Writing memoir is like taking a magnifying spotlight and shine it on certain parts of one’s memories and blow them up for others to see.
It is hard to write a memoir for ourselves not to mention for others. Why? Because we cannot be truthful. Not that we do not want to but we cannot. Our memories tell us things that may not be true and we tend to select the more pleasant or the more politically correct parts and ignore the rest. We do not want to hurt ourselves or others. We put some window dressing like we put on makeup when we go out and do not want to be seen as too colorless. There are many reasons for not being truthful. I personally find it hard to write untruth which is why I do not write my own memoir. I write memoirs for others. They speak and I write. It is different from writing my own. However, even though the onus is on him or her to be truthful I still find it hard when I know it is not her or him at all, this nice person they try to portray. Does this mean I stop writing for them? My answer is no. As long as they put their own names as authors and be accountable for themselves.

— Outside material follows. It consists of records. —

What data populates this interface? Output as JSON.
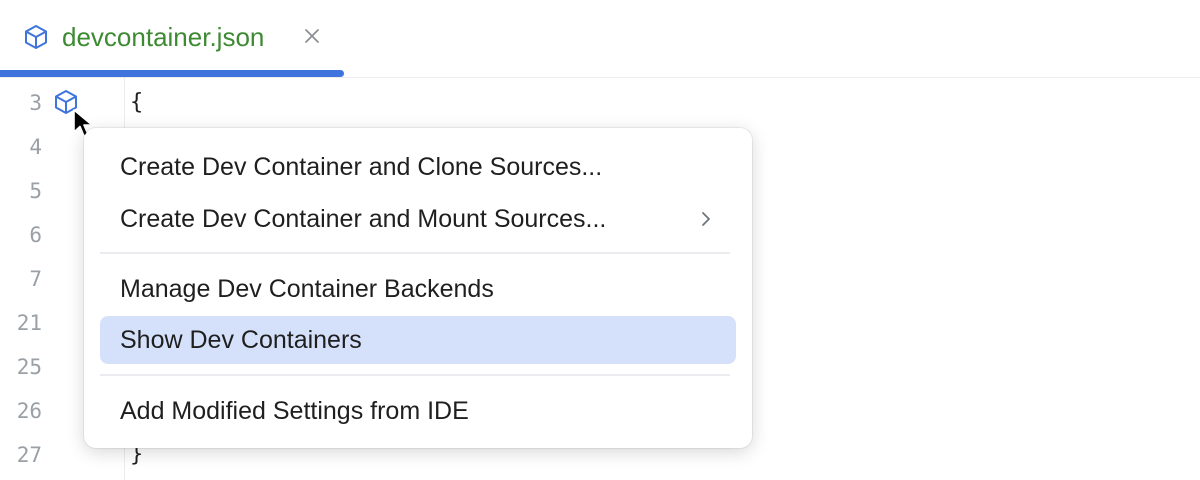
{
  "tab": {
    "title": "devcontainer.json",
    "icon": "cube-icon",
    "close_icon": "close-icon",
    "title_color": "#3d8a33",
    "underline_color": "#3e74dc"
  },
  "editor": {
    "line_numbers": [
      "3",
      "4",
      "5",
      "6",
      "7",
      "21",
      "25",
      "26",
      "27"
    ],
    "code_lines": {
      "first": "{",
      "last": "}"
    },
    "gutter_icon": "cube-icon"
  },
  "menu": {
    "items": [
      {
        "label": "Create Dev Container and Clone Sources...",
        "has_submenu": false
      },
      {
        "label": "Create Dev Container and Mount Sources...",
        "has_submenu": true
      },
      {
        "label": "Manage Dev Container Backends",
        "has_submenu": false
      },
      {
        "label": "Show Dev Containers",
        "has_submenu": false,
        "selected": true
      },
      {
        "label": "Add Modified Settings from IDE",
        "has_submenu": false
      }
    ],
    "selected_color": "#d5e1fb"
  }
}
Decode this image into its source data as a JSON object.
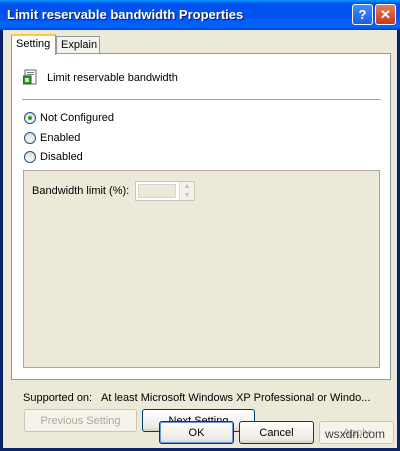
{
  "window": {
    "title": "Limit reservable bandwidth Properties"
  },
  "titlebar_buttons": {
    "help": "?",
    "close": "✕"
  },
  "tabs": [
    {
      "label": "Setting"
    },
    {
      "label": "Explain"
    }
  ],
  "policy": {
    "name": "Limit reservable bandwidth",
    "icon": "policy-icon"
  },
  "radios": [
    {
      "label": "Not Configured",
      "checked": true
    },
    {
      "label": "Enabled",
      "checked": false
    },
    {
      "label": "Disabled",
      "checked": false
    }
  ],
  "options": {
    "bandwidth_label": "Bandwidth limit (%):",
    "bandwidth_value": ""
  },
  "supported": {
    "label": "Supported on:",
    "value": "At least Microsoft Windows XP Professional or Windo..."
  },
  "nav": {
    "previous": "Previous Setting",
    "next": "Next Setting"
  },
  "dialog_buttons": {
    "ok": "OK",
    "cancel": "Cancel",
    "apply": "Apply"
  },
  "watermark": "wsxdn.com",
  "colors": {
    "title_bar": "#0053ee",
    "dialog_bg": "#ece9d8",
    "radio_dot": "#21a121",
    "tab_highlight": "#ffc83c"
  }
}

I believe the readers know too. Many readers are their friends and relatives. Their colleagues, their bosses, their subordinates, their suppliers and consumers. People who have worked with them and for them. Their church friends and pastors. Their corporate organization and community too. Their husbands, wives and children. So how can anyone think or imagine or fool himself or herself by telling tall tales and believe that the tales will hold water?
When I interviewed someone who was a friend of someone else, I often heard another side of the story. Shall I put them into the book? A question hard to answer.
My advice to young writers and copywriters is be really careful and do research before you agree to write for someone. Always look behind the facade for credibility and integrity of the person concerned. The onus is on you to check before you commit to the writing assignment.